When you see judoka, especially older people, and they grab a guy, they are so smooth. The way they move, it’s beautiful to watch. It’s an art. A lot of people, when they watch some fights, say, “Oh, the guy’s throwing, he’s the best in the world.” Well, I understand. It’s great to see, but it’s not really the winning that’s important. It’s watching somebody with smoothness and how beautiful it is. That’s when you’re inspired.
And as you know, sometimes that strength and power really hides technique that isn’t there.
Gruner: Absolutely. That’s why jiu-jitsu is big, especially for women. If I had a girl, I would say, “You’re going to take jiu-jitsu.”
Striking also is good, but striking is a little bit different. Perfection of striking is like everything — you have to do so many punches. [It’s about] the end of the punch and the rotation of your hips and your feet — the biomechanics behind it. I love martial arts because there’s so much to learn.
With your military background, what was your mentality in kickboxing?
Gruner: My thing with the [military] is, we don’t give up. We know pain, we all have pain, but we don’t give up until we drop. And if we drop, if we can still breathe, we can get up. For survival, what we need is oxygen, water and food, but really the main thing is oxygen. So if you still have oxygen and you can still breathe and you still have the oxygen going through your muscles, you can still keep going. So the mentality is like, it doesn’t matter who’s in front of you. I know there’s fear. …
If somebody doesn’t have fear, they’re not ready.
Gruner: You’re not ready. Plus, you can use [fear]. It gives you extra energy and extra power. I had a friend named Freddy, a huge guy. I mean, he was a monster. He used to fight in MMA, and he won all his fights. He had a gym here in Vegas. One day, he said, “Olivier, let’s go and spar.”

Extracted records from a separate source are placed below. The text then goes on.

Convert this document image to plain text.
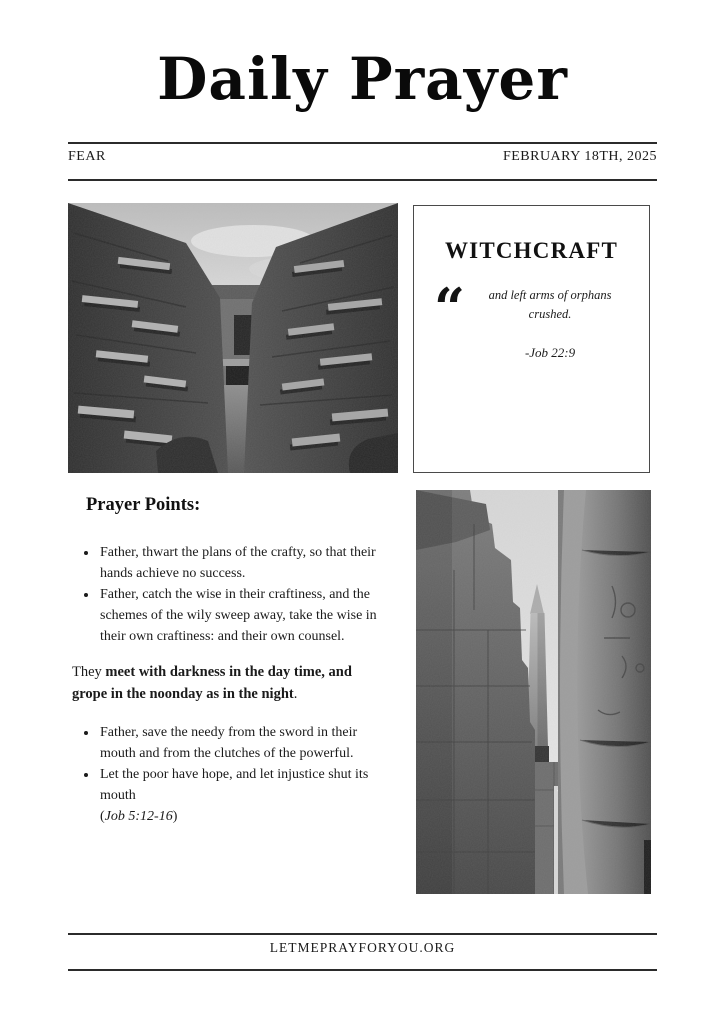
Daily Prayer
FEAR	FEBRUARY 18TH, 2025
WITCHCRAFT
“	and left arms of orphans crushed.

-Job 22:9

Prayer Points:
• Father, thwart the plans of the crafty, so that their hands achieve no success.
• Father, catch the wise in their craftiness, and the schemes of the wily sweep away, take the wise in their own craftiness: and their own counsel.

They meet with darkness in the day time, and grope in the noonday as in the night.

• Father, save the needy from the sword in their mouth and from the clutches of the powerful.
• Let the poor have hope, and let injustice shut its mouth
(Job 5:12-16)
LETMEPRAYFORYOU.ORG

I said, “I don’t want to spar.” I was an actor at that time, so I didn’t want to spar. Freddy was huge, and he scared the crap out of me.Then I said [to myself], “OK, fine. We’re going to spar. Something’s going to happen, and it’s going to escalate, and I’m going to get hurt or he’s going to get hurt, and it’s going to be bad.
”But I didn’t have any choice. So I said, “OK, we’ll go easy.” And, of course, he’s like [bang bang bang] with that speed. And I say [to myself], “OK, cool. Now I will relax.”
I put myself in a trance and waited. As soon as he came [within] reach of my kick, I unloaded my psyche. It was so powerful. He crossed the gym and fell on top of a bench. All the weights fell, and all the guys from the office came out to find out what happened. At this point, I knew I had him. Again, it was the fear.
In the military, it doesn’t matter which mission you go on; you always have fear. You can control it. The first time, it’s scary. But when you go from one [mission] to another mission, you see where you have to be careful. That’s why sometimes fear is important.
When you made that transition from the military to kickboxing and then someone said, “Hey, kid, do you want to be in a movie?” what did you think?
Gruner: The first time I arrived on the set, it was for a film called Angel Town. Usually in the military, you’re supposed to be a tough guy. When people started to put makeup on me, I’m like, “OK … are you sure?”[The person said], “It’s for the camera, you know. You’re shining — we don’t want that.” So I said OK.This is a totally different world. [For example], I’m sitting down on my chair. Eric Karson is on my left, and I see that the set is moving. You know, the scene is moving. So I get up and try to move my chair. I want to move just a couple of feet away.“Oh no, no, no, no, no! Don’t touch it. You’ve got somebody to move your chair. Do you want some coffee?”So you go from being a warrior suddenly to being pampered. It’s like, “Oh, my nails are done, everything is done. I don’t have to do anything!”
It was a transition. That was interesting.